Denys Lopez Moreno sued the Northside Independent School District, of San Antonio, the district’s Chief of Police John Page and the alleged shooter, Daniel Alvarado, in Federal Court.

Lopez says her son, Derek, got into a fight with another boy at a school bus stop and punched the other boy once, in November 2010.

“Defendant, Alvarado, having responded to a call regarding a bus with a flat tire, witnessed Derek strike the other boy. He ordered Derek to ‘freeze.’ Derek hesitated and then ran from defendant Alvarado,” according to the complaint.

“In his patrol car, Alvarado began chasing Derek in the neighborhood across the street from the high school. Alvarado lost sight of the boy in the neighborhood and returned to the location of the school boy fight. At that time, he called dispatch. Dispatch recordings reflect that his supervisor directed Alvarado to stay with the other boy and to ‘not do any big search over there.’

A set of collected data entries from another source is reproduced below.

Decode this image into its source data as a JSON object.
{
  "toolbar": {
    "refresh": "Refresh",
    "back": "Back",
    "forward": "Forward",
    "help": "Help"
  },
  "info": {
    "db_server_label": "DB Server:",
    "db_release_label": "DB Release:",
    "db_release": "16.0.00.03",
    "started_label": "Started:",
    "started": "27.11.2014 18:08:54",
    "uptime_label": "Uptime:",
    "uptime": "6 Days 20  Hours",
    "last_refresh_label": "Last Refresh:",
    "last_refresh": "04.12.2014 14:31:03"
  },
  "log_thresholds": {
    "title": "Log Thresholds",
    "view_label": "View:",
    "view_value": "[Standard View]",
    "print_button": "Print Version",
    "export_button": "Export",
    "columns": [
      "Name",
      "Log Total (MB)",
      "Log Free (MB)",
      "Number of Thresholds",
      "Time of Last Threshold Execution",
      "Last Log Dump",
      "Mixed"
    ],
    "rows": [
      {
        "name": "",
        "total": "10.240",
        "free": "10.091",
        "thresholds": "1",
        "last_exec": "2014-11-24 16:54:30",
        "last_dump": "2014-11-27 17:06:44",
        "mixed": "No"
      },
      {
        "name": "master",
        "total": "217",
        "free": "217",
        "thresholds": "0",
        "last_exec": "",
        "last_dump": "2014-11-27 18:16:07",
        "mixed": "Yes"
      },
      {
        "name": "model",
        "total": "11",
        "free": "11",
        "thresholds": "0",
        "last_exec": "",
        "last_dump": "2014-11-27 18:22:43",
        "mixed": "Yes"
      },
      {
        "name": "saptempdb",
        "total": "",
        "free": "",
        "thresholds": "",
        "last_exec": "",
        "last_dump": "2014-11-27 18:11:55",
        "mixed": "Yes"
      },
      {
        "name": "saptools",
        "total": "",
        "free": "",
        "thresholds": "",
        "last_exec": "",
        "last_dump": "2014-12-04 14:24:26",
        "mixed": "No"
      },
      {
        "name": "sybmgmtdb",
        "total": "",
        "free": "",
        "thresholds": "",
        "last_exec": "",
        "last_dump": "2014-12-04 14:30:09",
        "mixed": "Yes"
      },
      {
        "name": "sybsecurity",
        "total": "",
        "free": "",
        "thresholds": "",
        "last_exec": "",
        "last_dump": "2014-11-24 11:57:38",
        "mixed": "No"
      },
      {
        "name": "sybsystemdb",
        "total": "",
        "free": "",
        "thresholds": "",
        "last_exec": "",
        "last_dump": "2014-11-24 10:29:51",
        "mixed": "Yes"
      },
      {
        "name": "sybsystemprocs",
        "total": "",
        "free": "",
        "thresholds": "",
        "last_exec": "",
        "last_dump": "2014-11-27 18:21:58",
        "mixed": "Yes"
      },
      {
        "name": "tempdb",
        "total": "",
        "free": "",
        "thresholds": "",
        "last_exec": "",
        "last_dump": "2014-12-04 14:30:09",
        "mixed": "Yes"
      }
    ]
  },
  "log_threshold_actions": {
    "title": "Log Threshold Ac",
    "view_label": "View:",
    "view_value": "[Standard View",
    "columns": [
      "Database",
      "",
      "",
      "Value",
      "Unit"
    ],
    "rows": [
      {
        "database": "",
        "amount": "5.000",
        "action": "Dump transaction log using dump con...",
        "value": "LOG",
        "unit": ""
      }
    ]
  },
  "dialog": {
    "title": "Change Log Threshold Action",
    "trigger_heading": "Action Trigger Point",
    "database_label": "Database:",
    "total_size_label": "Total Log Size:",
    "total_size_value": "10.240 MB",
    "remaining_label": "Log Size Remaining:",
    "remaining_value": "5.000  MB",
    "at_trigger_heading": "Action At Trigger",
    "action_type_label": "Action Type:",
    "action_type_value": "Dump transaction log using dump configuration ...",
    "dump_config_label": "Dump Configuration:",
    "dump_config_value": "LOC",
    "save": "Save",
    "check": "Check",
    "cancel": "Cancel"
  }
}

“Ignoring his supervisor’s orders to ‘stay with the victim and get the information from him,’ Alvarado placed the second boy into the patrol car and sped into the neighborhood to search for Derek.”

Lopez says her son jumped over a fence and hid in a shed in the back yard of a house.

The police were alerted to where Lopez was, at which point, Alvarado went to the area and shot the boy who was unarmed and still hiding.

“In approximately a four (4) year period leading up to the shooting, defendant Alvarado had been reprimanded sixteen (16) times,” the complaint states. “Specifically, he had been reprimanded for insubordination and failure to follow supervisors’ directives seven (7) times. Due to his poor service record, Alvarado was suspended without pay on five (5) occasions. On May 21, 2008, Alvarado was recommended for termination by Page. Despite being recommended for termination for insubordination and for refusal to follow supervisor directives, Alvarado remained on the force without remedial training.”

Rather than fire Alvarado, the district transferred him to patrol, “an area of duty with less supervision,” according to the complaint.

If these allegations are true, then the police department is in some serious trouble for allowing a person such as Alvarado to remain in his position for so long.